The Saving Grace of a Late Night Fall
Think about how long it took her to find this card.
Somehow I missed Monica’s last birthday card. But it surfaced last night in the wreckage of my flailing fall. I did what I could in those days. While I was writing Shuteye Town 1999 and the Zeezer Bible and The Lounge Conversations. She laughed when I read her the part about Ugly Shoes.
We’re still in touch. Most recently, she sent me condolences about my continuing sense of loss about Patrick Prentice.
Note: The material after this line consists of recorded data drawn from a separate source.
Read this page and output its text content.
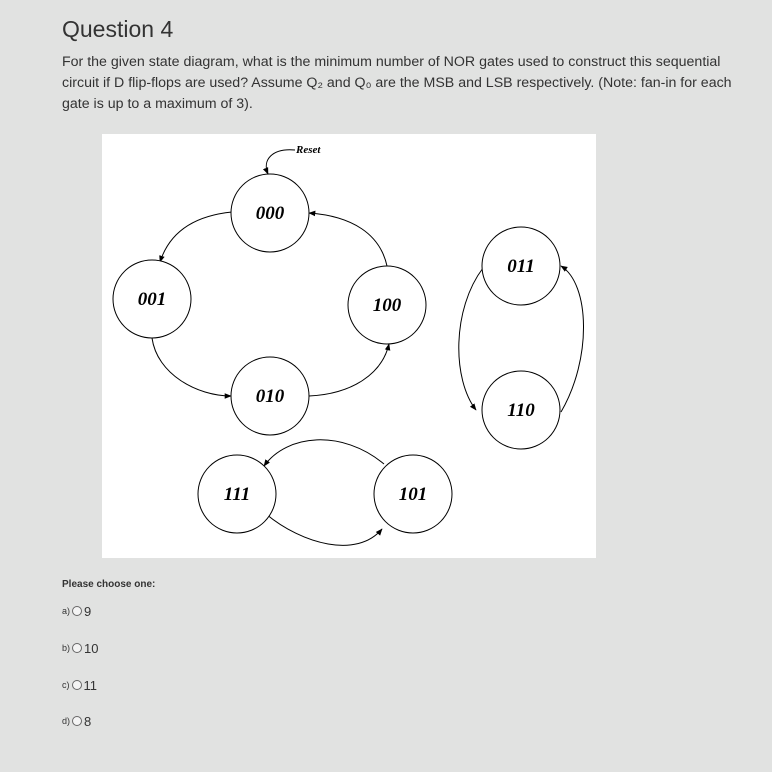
Question 4
For the given state diagram, what is the minimum number of NOR gates used to construct this sequential circuit if D flip-flops are used? Assume Q₂ and Q₀ are the MSB and LSB respectively. (Note: fan-in for each gate is up to a maximum of 3).
000
001
010
100
011
110
111	101
Reset
Please choose one:
a) 9
b) 10
c) 11
d) 8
No, she’s not my daughter. But at an important time in her life I was the one who was reliably there. I cooked dinner and sat with her while we ate it. We talked. Every day. When she got her driver’s license and crashed on the first day I was the one who took her in hand and told her what driving was and meant and what the rules were. When she got her first fast car (inevitably!) I taught her how to drive a stick shift. How to drive fast safely. She still knows all those rules and she’s had speeding tickets but she’s still alive. My girl.
No, she’s not my daughter. I wasn’t there for her high school and college graduations. I wasn’t a guest at her wedding or her PopPop’s funeral. But she’s as close as a guy like me gets to having a daughter. I have two more step-step-daughters now. (Call it a hung jury.) And a bunch of step-step grandchildren. I can’t get off the couch to go visit any of them. I can’t even show you a picture of the youngest one. Because I live in dread of Internet predators. How Old Am I?